Les médecins et les journalistes en tête de la contestation
Ce qui était au départ une grogne sociale tourne désormais à la contestation politique : les slogans entendus ces derniers jours sont explicites : "Liberté, paix et justice", "Nous voulons la fin du régime". En l’absence de partis politiques d’opposition ou de syndicats indépendants, certains corps métiers semblent jouer un rôle moteur dans la contestation : les médecins (plusieurs d’entre eux auraient été arrêtés), les enseignants, professeurs d’université et les journalistes. D’ailleurs plusieurs journaux ont été saisis par le pouvoir en fin de semaine dernière, et le plus célèbre des éditorialistes du pays, Faisal Mohammed Salih, a été interpellé.
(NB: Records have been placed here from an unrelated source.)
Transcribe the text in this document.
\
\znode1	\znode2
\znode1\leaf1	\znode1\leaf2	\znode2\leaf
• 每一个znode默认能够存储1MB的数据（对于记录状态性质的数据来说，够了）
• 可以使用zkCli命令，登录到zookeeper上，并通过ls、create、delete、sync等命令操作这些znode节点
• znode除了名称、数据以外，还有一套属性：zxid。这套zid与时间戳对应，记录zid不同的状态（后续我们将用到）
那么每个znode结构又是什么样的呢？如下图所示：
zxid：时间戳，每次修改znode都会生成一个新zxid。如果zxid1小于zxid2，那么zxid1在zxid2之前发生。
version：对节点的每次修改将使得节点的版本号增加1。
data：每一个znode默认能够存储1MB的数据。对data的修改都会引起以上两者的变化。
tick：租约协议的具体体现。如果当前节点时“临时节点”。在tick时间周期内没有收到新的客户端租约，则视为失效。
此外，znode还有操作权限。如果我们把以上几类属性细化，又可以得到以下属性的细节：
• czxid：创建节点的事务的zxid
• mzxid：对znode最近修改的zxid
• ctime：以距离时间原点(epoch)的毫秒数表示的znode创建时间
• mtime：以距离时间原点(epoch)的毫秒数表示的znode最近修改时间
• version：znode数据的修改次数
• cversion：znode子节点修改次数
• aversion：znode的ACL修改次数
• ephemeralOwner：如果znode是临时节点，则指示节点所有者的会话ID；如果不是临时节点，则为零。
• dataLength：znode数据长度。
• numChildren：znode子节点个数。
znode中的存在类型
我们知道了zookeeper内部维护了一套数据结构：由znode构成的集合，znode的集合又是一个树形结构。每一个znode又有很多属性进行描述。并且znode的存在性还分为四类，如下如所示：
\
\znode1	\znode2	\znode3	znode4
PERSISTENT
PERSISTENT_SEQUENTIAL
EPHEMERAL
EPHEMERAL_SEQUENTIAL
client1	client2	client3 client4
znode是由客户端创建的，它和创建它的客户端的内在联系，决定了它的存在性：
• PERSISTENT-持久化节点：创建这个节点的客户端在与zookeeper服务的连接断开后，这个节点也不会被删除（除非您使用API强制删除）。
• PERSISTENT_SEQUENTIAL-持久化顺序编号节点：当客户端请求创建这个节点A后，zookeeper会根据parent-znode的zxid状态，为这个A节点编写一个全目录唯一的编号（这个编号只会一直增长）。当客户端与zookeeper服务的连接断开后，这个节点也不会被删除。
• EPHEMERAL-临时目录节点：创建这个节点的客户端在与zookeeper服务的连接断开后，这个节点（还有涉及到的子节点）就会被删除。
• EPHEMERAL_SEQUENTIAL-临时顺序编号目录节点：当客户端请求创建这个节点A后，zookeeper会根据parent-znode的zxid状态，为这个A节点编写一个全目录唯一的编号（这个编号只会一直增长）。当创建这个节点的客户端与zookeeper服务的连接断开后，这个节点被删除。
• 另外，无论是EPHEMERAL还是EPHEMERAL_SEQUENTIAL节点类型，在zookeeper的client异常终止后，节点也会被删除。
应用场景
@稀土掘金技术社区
Un régime militaro-islamiste
La contestation est donc en train de changer de nature : il ne s’agit plus seulement du prix du pain, il s’agit d’une attaque directe contre le tout puissant Omar el-Béchir, 75 ans, au pouvoir non-stop depuis 30 ans, depuis un coup d’Etat en 1989. Et bien sûr, le dictateur ne va pas rendre les armes facilement, parce qu’el-Béchir a tout à perdre. Il a concentré tous les pouvoirs, instauré un régime militaro-islamiste qui règne par la terreur, et il est soupçonné d’avoir abondamment couvert les réseaux terroristes internationaux. Enfin, il est poursuivi depuis près de 10 ans par la Cour Pénale Internationale pour "crimes de guerre" et "crimes contre l’humanité", "meurtres et viols en série" dans la région du Darfour. Le "maréchal président", c’est son titre, va donc tout faire pour rester en place. Ses ministres dénoncent déjà un complot du Mossad israélien, et sa police politique, le "service national de renseignement et de sécurité" est réputée féroce. Toute la question est de savoir si, à un moment donné, son entourage ne va pas le lâcher : le rôle de l’armée sera crucial dans les jours qui viennent, tout comme celui du principal soutien d’el-Béchir à l’étranger, l’Arabie Saoudite.